Another really ambiguous — and at times contradictory part — of the report pertains to whether the Triploi reinforcements were sent to reinforce the Annex or rescue Chris Stevens. The introduction says they were sent to “aid in the security of the remaining facility in Benghazi and to rescue the then-missing Ambassador,” but “upon learning that Ambassador Stevens was dead, the Tripoli Team traveled to the Annex.” As the narrative describes the outset of the mission, it describes “planning a rescue mission” in light of reports that the building Stevens was in had been set fire, but the section discussing this topic states the team “departed as a CIA quick reaction force to support CIA officers.” (8, 22) Then, after describing the arrival and vetting problems at the Benghazi airport the report notes (sourced to Officer 8), that the militias who showed up did not want to take them to the hospital where, the team had heard, a wounded American was.
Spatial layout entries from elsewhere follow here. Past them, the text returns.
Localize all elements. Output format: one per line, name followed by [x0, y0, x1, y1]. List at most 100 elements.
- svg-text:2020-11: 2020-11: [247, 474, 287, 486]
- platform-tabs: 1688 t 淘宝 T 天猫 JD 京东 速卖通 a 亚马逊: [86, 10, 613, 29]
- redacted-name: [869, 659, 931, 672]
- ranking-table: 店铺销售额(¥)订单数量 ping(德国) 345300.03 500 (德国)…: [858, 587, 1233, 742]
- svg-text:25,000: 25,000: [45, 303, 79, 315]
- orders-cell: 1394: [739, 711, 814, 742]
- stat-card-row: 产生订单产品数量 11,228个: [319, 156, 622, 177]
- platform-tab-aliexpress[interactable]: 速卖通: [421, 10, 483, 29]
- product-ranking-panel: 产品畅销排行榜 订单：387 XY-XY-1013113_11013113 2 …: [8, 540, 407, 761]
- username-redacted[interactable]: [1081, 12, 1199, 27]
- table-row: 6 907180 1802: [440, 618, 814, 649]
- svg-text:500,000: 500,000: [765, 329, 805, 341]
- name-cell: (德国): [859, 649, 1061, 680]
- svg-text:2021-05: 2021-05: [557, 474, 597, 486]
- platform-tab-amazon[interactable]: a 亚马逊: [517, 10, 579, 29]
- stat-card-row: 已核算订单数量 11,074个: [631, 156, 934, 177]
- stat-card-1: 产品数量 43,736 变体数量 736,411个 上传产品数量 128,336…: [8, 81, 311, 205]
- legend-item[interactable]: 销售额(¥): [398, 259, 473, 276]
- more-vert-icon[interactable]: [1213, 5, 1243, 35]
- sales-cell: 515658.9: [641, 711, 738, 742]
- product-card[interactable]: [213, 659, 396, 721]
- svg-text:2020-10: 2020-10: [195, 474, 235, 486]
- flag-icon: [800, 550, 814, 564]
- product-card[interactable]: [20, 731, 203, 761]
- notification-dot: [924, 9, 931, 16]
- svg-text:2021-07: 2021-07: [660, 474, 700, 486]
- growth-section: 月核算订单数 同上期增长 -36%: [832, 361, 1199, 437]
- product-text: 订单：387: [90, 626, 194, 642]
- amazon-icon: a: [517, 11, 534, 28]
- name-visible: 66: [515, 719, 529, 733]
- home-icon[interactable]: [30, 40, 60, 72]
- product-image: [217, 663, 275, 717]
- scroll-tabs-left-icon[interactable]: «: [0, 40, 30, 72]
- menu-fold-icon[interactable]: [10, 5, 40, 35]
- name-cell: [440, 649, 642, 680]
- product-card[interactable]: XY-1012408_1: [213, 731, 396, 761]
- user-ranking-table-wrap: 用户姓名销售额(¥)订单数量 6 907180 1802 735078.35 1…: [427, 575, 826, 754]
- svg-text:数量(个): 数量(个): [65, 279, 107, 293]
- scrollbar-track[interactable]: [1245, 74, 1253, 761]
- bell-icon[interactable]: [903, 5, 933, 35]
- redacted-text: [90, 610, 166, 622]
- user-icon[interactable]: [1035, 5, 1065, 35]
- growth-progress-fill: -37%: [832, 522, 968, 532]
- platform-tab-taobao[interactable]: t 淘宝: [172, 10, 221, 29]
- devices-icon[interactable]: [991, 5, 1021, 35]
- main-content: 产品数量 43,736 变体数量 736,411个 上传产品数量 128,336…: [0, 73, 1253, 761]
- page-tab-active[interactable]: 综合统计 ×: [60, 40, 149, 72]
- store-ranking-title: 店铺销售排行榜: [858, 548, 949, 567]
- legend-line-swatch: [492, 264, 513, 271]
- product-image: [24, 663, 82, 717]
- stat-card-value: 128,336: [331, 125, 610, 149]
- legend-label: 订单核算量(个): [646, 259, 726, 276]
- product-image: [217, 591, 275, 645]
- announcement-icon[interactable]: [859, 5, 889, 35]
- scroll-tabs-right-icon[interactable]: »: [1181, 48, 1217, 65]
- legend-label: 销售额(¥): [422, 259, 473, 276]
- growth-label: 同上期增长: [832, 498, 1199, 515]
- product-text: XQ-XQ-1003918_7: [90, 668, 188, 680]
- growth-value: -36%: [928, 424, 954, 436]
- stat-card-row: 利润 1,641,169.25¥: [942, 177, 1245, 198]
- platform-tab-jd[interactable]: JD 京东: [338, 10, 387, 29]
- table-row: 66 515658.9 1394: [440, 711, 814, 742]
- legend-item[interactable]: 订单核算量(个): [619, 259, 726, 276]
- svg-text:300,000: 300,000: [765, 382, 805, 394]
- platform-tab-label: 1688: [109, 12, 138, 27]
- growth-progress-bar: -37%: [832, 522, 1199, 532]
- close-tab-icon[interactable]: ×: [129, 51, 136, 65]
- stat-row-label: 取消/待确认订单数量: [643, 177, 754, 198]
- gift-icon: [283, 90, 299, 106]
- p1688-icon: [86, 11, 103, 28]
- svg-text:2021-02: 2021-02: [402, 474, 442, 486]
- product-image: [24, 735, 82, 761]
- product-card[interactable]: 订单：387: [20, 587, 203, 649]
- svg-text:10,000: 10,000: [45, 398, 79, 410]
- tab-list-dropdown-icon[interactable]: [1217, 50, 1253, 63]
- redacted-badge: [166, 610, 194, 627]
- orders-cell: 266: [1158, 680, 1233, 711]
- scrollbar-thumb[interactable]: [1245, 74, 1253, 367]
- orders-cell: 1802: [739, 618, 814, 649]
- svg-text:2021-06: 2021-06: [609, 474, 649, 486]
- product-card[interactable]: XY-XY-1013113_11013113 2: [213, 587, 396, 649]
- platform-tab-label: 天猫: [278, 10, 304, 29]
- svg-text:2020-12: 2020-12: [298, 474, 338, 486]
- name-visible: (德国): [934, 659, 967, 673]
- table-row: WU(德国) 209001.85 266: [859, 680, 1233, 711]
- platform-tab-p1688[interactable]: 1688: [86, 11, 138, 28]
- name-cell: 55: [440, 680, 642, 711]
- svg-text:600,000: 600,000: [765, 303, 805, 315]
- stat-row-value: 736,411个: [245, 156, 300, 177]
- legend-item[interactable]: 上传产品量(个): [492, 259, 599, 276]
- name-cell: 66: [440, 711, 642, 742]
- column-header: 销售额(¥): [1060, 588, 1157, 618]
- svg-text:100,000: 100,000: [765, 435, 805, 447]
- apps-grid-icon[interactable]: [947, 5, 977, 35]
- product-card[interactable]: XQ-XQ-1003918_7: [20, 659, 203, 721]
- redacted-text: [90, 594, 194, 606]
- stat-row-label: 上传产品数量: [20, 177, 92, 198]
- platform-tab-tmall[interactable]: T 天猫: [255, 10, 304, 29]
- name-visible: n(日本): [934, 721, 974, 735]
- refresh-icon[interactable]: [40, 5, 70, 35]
After 3.5 hours, the Tripoli Team got a report that the Westerner at the hospital was dead, which is when it decided to go to the Annex (where the militia wanted to/was willing to take them). The report describes that decision this way as a return to the original mission, even though it appears to be a third mission.
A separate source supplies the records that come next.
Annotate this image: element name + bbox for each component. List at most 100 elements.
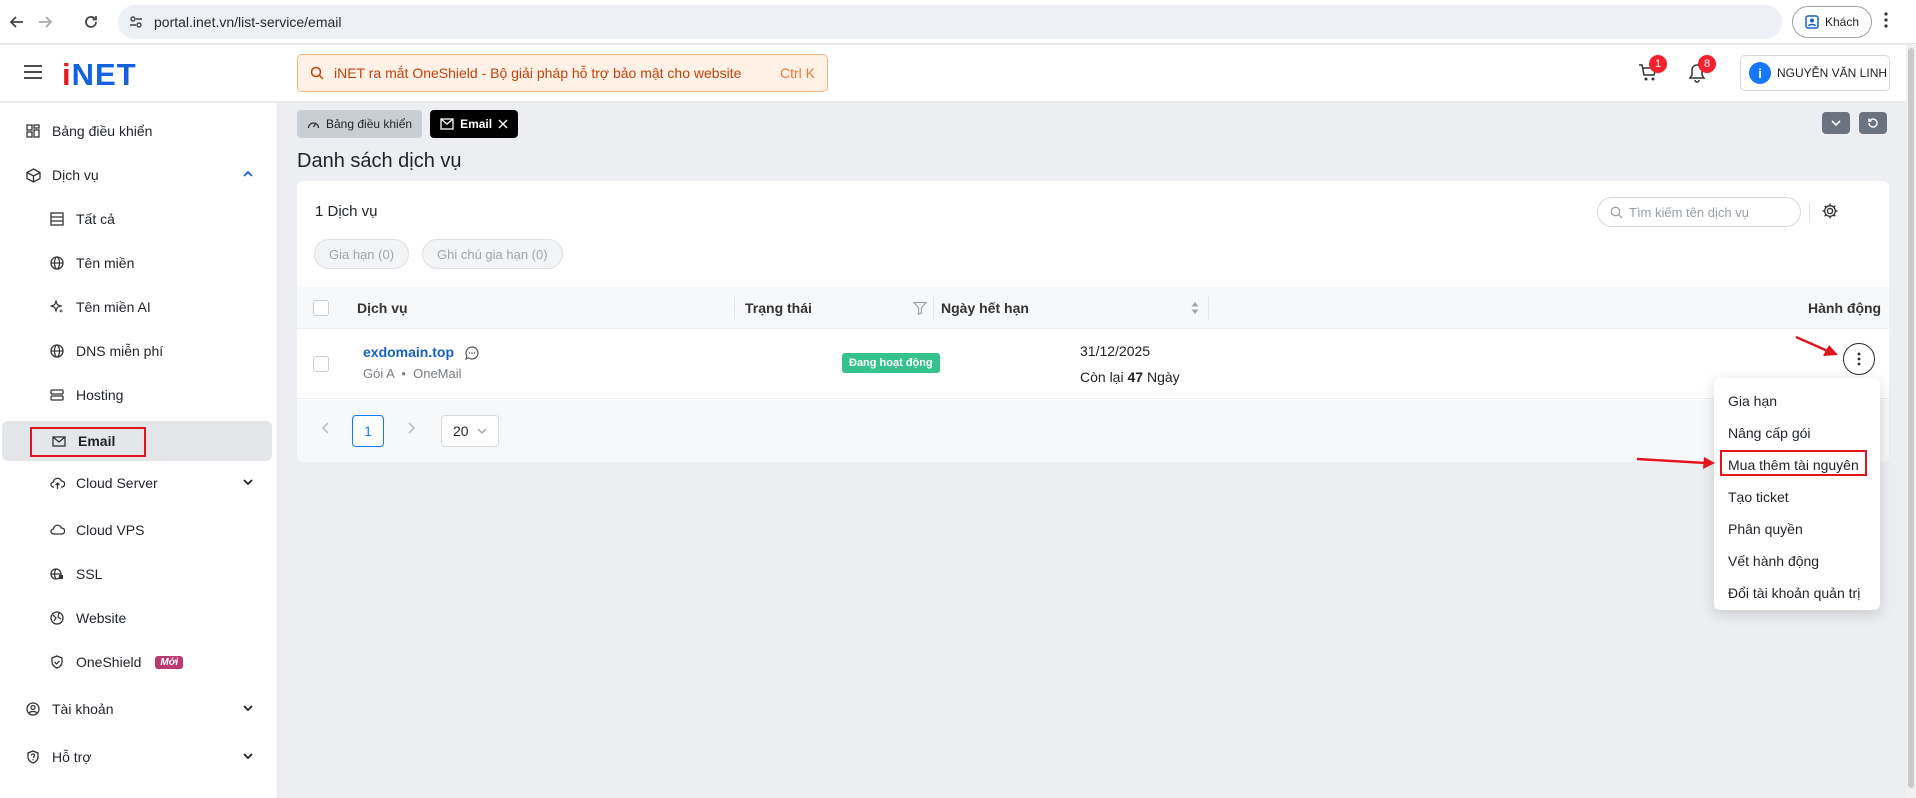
menu-item-renew[interactable]: Gia hạn xyxy=(1714,386,1880,416)
sidebar-item-dashboard[interactable]: Bảng điều khiển xyxy=(0,113,272,149)
promo-text: iNET ra mắt OneShield - Bộ giải pháp hỗ … xyxy=(334,65,742,81)
expiry-date: 31/12/2025 xyxy=(1080,343,1151,359)
scrollbar-thumb[interactable] xyxy=(1908,48,1914,788)
sidebar-item-domain[interactable]: Tên miền xyxy=(0,245,272,281)
page-scrollbar[interactable] xyxy=(1906,44,1916,798)
sidebar-item-label: Cloud VPS xyxy=(76,522,145,538)
shortcut-hint: Ctrl K xyxy=(780,65,815,81)
inet-logo[interactable]: iNET xyxy=(62,57,137,93)
close-icon[interactable] xyxy=(498,119,508,129)
promo-search-bar[interactable]: iNET ra mắt OneShield - Bộ giải pháp hỗ … xyxy=(297,54,828,92)
sidebar-item-label: Tài khoản xyxy=(52,701,114,717)
gear-icon[interactable] xyxy=(1821,202,1839,220)
filter-renew-button[interactable]: Gia hạn (0) xyxy=(314,239,410,269)
sidebar-item-account[interactable]: Tài khoản xyxy=(0,691,272,727)
tab-dashboard[interactable]: Bảng điều khiển xyxy=(297,110,423,138)
row-checkbox[interactable] xyxy=(313,356,329,372)
sidebar-item-label: OneShield xyxy=(76,654,142,670)
reload-icon[interactable] xyxy=(80,11,102,33)
column-status: Trạng thái xyxy=(745,300,812,316)
menu-item-activity-log[interactable]: Vết hành động xyxy=(1714,546,1880,576)
sidebar-item-ssl[interactable]: SSL xyxy=(0,556,272,592)
chevron-down-icon xyxy=(477,428,487,434)
sidebar-item-oneshield[interactable]: OneShield Mới xyxy=(0,644,272,680)
chevron-down-icon[interactable] xyxy=(242,750,254,762)
sidebar-item-label: Hosting xyxy=(76,387,124,403)
collapse-tabs-button[interactable] xyxy=(1822,112,1850,134)
remaining-days: Còn lại 47 Ngày xyxy=(1080,369,1180,385)
sidebar-item-label: Hỗ trợ xyxy=(52,749,92,765)
sidebar-item-cloud-vps[interactable]: Cloud VPS xyxy=(0,512,272,548)
menu-item-create-ticket[interactable]: Tạo ticket xyxy=(1714,482,1880,512)
browser-menu-icon[interactable] xyxy=(1884,12,1888,28)
sidebar-item-website[interactable]: Website xyxy=(0,600,272,636)
buy-resources-highlight-box xyxy=(1720,450,1867,476)
shield-icon xyxy=(48,653,66,671)
search-placeholder: Tìm kiếm tên dịch vụ xyxy=(1629,204,1749,220)
divider xyxy=(1809,203,1810,223)
sidebar-item-label: Dịch vụ xyxy=(52,167,99,183)
browser-toolbar: portal.inet.vn/list-service/email Khách xyxy=(0,0,1916,44)
forward-icon[interactable] xyxy=(34,11,56,33)
chevron-down-icon[interactable] xyxy=(242,702,254,714)
column-divider xyxy=(933,297,934,319)
sidebar-item-services[interactable]: Dịch vụ xyxy=(0,157,272,193)
address-bar[interactable]: portal.inet.vn/list-service/email xyxy=(118,5,1782,39)
guest-profile-button[interactable]: Khách xyxy=(1792,6,1872,38)
chevron-down-icon[interactable] xyxy=(242,476,254,488)
filter-renew-note-button[interactable]: Ghi chú gia hạn (0) xyxy=(422,239,563,269)
service-count: 1 Dịch vụ xyxy=(315,203,378,220)
sidebar-item-support[interactable]: Hỗ trợ xyxy=(0,739,272,775)
page-size-select[interactable]: 20 xyxy=(441,415,499,447)
sort-icon[interactable] xyxy=(1190,300,1200,316)
row-actions-button[interactable] xyxy=(1843,343,1875,375)
sidebar-item-all[interactable]: Tất cả xyxy=(0,201,272,237)
row-actions-menu: Gia hạn Nâng cấp gói Mua thêm tài nguyên… xyxy=(1714,378,1880,610)
sidebar-item-cloud-server[interactable]: Cloud Server xyxy=(0,465,272,501)
next-page-icon[interactable] xyxy=(407,422,415,434)
search-input[interactable]: Tìm kiếm tên dịch vụ xyxy=(1597,197,1801,227)
filter-icon[interactable] xyxy=(913,301,927,315)
back-icon[interactable] xyxy=(6,11,28,33)
table-row: exdomain.top Gói A • OneMail Đang hoạt đ… xyxy=(297,329,1889,399)
list-icon xyxy=(48,210,66,228)
server-icon xyxy=(48,386,66,404)
menu-item-change-admin[interactable]: Đổi tài khoản quản trị xyxy=(1714,578,1880,608)
sidebar-item-domain-ai[interactable]: Tên miền AI xyxy=(0,289,272,325)
cloud-upload-icon xyxy=(48,474,66,492)
tab-label: Email xyxy=(460,117,493,131)
globe-lock-icon xyxy=(48,565,66,583)
tab-label: Bảng điều khiển xyxy=(326,117,413,131)
globe-icon xyxy=(48,254,66,272)
box-icon xyxy=(24,166,42,184)
sidebar-item-label: Tên miền AI xyxy=(76,299,151,315)
table-header: Dịch vụ Trạng thái Ngày hết hạn Hành độn… xyxy=(297,287,1889,329)
sidebar-item-hosting[interactable]: Hosting xyxy=(0,377,272,413)
prev-page-icon[interactable] xyxy=(322,422,330,434)
cart-badge: 1 xyxy=(1649,55,1667,73)
domain-link[interactable]: exdomain.top xyxy=(363,344,480,361)
web-icon xyxy=(48,609,66,627)
dashboard-icon xyxy=(24,122,42,140)
email-highlight-box xyxy=(30,427,146,457)
refresh-button[interactable] xyxy=(1859,112,1887,134)
page-size-value: 20 xyxy=(453,423,469,439)
app-header: iNET iNET ra mắt OneShield - Bộ giải phá… xyxy=(0,45,1906,102)
search-icon xyxy=(310,66,324,80)
site-info-icon[interactable] xyxy=(128,14,144,30)
gauge-icon xyxy=(307,118,320,131)
more-vertical-icon xyxy=(1857,352,1861,366)
page-1-button[interactable]: 1 xyxy=(352,415,384,447)
sidebar-item-dns[interactable]: DNS miễn phí xyxy=(0,333,272,369)
comment-icon[interactable] xyxy=(464,345,480,361)
chevron-up-icon[interactable] xyxy=(242,168,254,180)
tab-email[interactable]: Email xyxy=(430,110,519,138)
menu-item-permissions[interactable]: Phân quyền xyxy=(1714,514,1880,544)
menu-item-upgrade[interactable]: Nâng cấp gói xyxy=(1714,418,1880,448)
select-all-checkbox[interactable] xyxy=(313,300,329,316)
status-badge: Đang hoạt động xyxy=(842,353,940,373)
sidebar-item-label: Tất cả xyxy=(76,211,115,227)
user-menu-button[interactable]: i NGUYỄN VĂN LINH xyxy=(1740,55,1890,91)
menu-toggle-icon[interactable] xyxy=(24,65,42,79)
sidebar-item-label: DNS miễn phí xyxy=(76,343,164,359)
The Chief of Station in Tripoli then ordered the team to return to its original mission, which was to move to the Benghazi Annex to collect non-security personnel and transport them to the airport for evacuation to Tripoli.
Basically, the whole thing reads like the Tripoli team was sent to rescue Stevens. (Note, according to the Senate Intelligence Benghazi report the Benghazi chief of base testified he concluded that Stevens had been kidnapped from the TMF, and it also says the Tripoli team was concerned about the security situation at the hospital, believing they were being lured into an ambush.) But instead they were held up by a group of 30 militia members (and lack of transportation) until Stevens died.
As soon as they agreed to go to the Annex, the militia members found some Hiluxes, which took them to the Annex; the really intensive assault started just after they arrived.
The potentially different mission may be behind the assurances that CIA remained in control of the mission, even while transferring tactical control of the mission to the military officers “at appropriate time, depending on the specific action.” (8) For the period at the airport when the team was considering going after Stevens, ” tactical control of the team was handed to the U.S. military personnel who were part of the Tripoli Team.” (22) That suggests the 2 DOD guys may have been SEAL hostage specialists.
Summary
In the end, the unclassified report raises as many questions as it answers (perhaps the classified report answers them). But the key questions all come down to what degree the attack on Chris Stevens and two former SEALs who might have been training the Special Forces that didn’t come through when it mattered was blowback, a horrible but perhaps unsurprising outcome when you arm a range of militias to overthrow someone you want gone.
The report is very moderate. But what’s shocking is not that it isn’t more damning of Administration figures, but that it’s not more criticial of CIA’s failures both in its core functions and in its covert op gone awry in Libya. I’m actually intrigued that Nunes was asking some of the right questions. Maybe he plans on exercising real oversight in the new Congress?